Opportunities for digital health companies
For most people, purchasing health insurance will not only be the single largest purchase of the year (behind buying a home or car), but also one of the most confusing. Deductibles, co-insurance, co-pays, networks—all this vocabulary is foreign to the average consumer. Now that individuals have to make this decision, call centers struggle to efficiently answer customer questions and concerns. This presents an incredible opportunity for digital health companies to leverage technology to help guide and navigate the purchase. For instance, Stride Health is making the plan selection easily digestible, and personalized. As you input basic facts about yourself, including preferences for physicians or expected treatments, Stride Health’s algorithm engine uses historical claims data to help predict your all-in cost for the year and recommend plans based on your needs.
The healthcare industry must adapt to reflect consumer preferences for convenient and user-friendly services and products. (Tweet this)
With 48% of exchange networks considered a narrow network (one that only includes access to 31-70% of all hospitals in the area), consumer choice has been restricted. It is important to find ways to provide access to resources that can empower consumers to make the best medical—and economical—decision. Today there is little transparency around what patients are paying for. The ambiguous correlation between price and quality means we need more than just online review sites. Digital health companies, like MDSave or PokitDok, try to make prices transparent by allowing patients to get upfront pricing or quotes for their procedures or treatments. Other companies, like Amino, are working to help each individual consumer make sense of all this data. Amino analyzes patient-doctor interactions to identify facts that matter about common medical treatments and conditions. It personalizes results to give users a sense of how much a treatment might cost and what potential complications to be aware of. Industry players are also jumping in on this. Large payers, like United Healthcare and Aetna, have also released digital tools with price transparency to help consumers better understand and navigate providers and treatments. Most notably, as part of the Health Care Cost Institute, insurers are revealing costs of medical services across the country on the price transparency site, Guroo.

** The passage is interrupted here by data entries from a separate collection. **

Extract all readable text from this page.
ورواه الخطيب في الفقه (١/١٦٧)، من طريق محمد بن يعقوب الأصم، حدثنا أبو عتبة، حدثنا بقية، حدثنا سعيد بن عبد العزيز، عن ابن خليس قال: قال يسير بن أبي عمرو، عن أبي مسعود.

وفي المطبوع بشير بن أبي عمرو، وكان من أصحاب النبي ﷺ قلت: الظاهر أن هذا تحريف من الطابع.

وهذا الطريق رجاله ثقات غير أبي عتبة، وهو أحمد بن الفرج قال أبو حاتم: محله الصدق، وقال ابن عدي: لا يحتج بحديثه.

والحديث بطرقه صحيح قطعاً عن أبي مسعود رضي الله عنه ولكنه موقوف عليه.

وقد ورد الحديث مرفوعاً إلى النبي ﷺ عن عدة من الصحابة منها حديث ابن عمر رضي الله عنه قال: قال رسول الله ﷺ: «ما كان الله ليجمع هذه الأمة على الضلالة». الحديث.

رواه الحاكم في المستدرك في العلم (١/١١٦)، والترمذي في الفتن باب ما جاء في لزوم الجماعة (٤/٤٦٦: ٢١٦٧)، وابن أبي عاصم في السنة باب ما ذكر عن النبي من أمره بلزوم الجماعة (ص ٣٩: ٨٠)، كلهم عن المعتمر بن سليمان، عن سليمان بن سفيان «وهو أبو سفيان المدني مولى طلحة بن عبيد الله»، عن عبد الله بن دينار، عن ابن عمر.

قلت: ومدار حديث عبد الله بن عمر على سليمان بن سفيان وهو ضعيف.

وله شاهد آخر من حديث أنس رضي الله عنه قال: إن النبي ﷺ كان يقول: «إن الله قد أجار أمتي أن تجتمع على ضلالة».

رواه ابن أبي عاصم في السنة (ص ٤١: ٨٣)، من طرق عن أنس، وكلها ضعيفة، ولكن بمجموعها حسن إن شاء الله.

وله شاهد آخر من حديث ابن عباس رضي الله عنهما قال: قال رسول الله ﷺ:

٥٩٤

Consumers are used to paying only for things they want. The industry must adapt to reflect consumer preferences for convenient and user-friendly services and products. Insurance companies must have recognized this need, evidenced by them switching to more modern logos. For example, in 2012 Aetna adopted a no-caps, purple logo to be more vibrant, energetic, and flexible. Except clearly changing logos isn’t enough. New insurance entrant Oscar capitalized on this by branding themselves as an insurance company that is simple, intuitive, and human. They offer online and mobile experiences that help make it easy to interact with your insurance company, whether it’s being able to shop and connect with doctors on-demand or helping you track all of your visits, prescriptions, and lab tests.
Currently, the healthcare insurance market is facing a key test in the Supreme Court case, King v. Burwell. If the highest court in the land ultimately decides that people who buy coverage on the Federal Exchange are not entitled to subsidies, then over individuals could lose coverage. This would unravel the individual mandate as people are no longer able to afford health insurance. Yet regardless of the outcome, the increasing financial burden patients have already begun to face as a result of the individual mandate has already catalyzed an unstoppable movement. The growth in healthcare consumerism has created a new ideal patient archetype—one that is informed, empowered, and engaged.
This is the final installment of a 4-part Healthcare Reform Series.